Hatta mevcut iktidarın kendisini korumak için Amerika ve Avrupa Birliği'ne şirin görünmek amacıyla misyonerlerin faaliyetine göz yumduğu yazılıp çizilmedi mi?

Bu kaygılar boştur demek istemiyorum.

Tabii ki devlet de halk da, ülkenin güvenliği üzerine titreyecek, muhtemel tehlike alanları üzerinde hassasiyet gösterecektir.

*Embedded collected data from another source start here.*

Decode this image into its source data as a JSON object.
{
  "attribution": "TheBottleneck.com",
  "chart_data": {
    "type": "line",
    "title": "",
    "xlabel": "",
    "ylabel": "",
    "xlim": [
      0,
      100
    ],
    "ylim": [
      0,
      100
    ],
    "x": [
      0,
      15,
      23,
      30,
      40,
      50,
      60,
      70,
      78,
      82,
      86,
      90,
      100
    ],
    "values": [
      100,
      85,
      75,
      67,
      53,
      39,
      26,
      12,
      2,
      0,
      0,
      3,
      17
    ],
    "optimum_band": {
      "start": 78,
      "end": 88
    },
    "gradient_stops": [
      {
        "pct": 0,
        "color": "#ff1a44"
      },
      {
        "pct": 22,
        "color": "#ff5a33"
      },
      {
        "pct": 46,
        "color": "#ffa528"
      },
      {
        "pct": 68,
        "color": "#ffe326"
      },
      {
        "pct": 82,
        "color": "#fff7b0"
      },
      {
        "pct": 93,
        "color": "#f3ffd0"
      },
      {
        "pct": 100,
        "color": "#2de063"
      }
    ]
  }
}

Bu çerçevede misyonerlik faaliyetlerinin de, Türkiye'de azınlık üretme politikalarının da dini boyutundan öte, siyasi ve güvenlik boyutu ile ele alınması tabiidir.

Ama bu Malatya'daki nedir?

Ya da ondan önce Trabzon'daki?

Ya da Hrant Dink olayı?

Ortada Trabzon'dakine ya da Hrant Dink cinayetindekine benzer biçimde, yaşları 19 – 25 arasında deli - fişek tipler var.

Ruh hallerinin en belirgin özelliği öfke...

Bütün hedeflerin gayrı müslimlerden oluşması, kimi çevrelerin öne sürdüğünün aksine, olayın dini kaynaklı olduğunu düşündürtmüyor bana.

Tarihe bakılırsa, bu topraklarda Müslim – gayrı müslim çatışması, dini saiklerden çıkmamıştır. Öyle olsaydı, bütün tarihimiz böyle dini çatışmalarla dolu olurdu. Oysa bu topraklarda uzun asırlar boyunca Müslim - gayrı müslim çatışması olmuyor.

Çatışma hemen her zaman, güvenlik eksenli cereyan ediyor ve çatışmanın bir yerinde devlet var. İsyan etme, arkadan vurma, düşmanla işbirliği yapma... Bütün bunlar siyasi ve güvenlik eksenli tanımlamalardır.

Bugünkü kaygı da, buralarda yoğunlaşıyor.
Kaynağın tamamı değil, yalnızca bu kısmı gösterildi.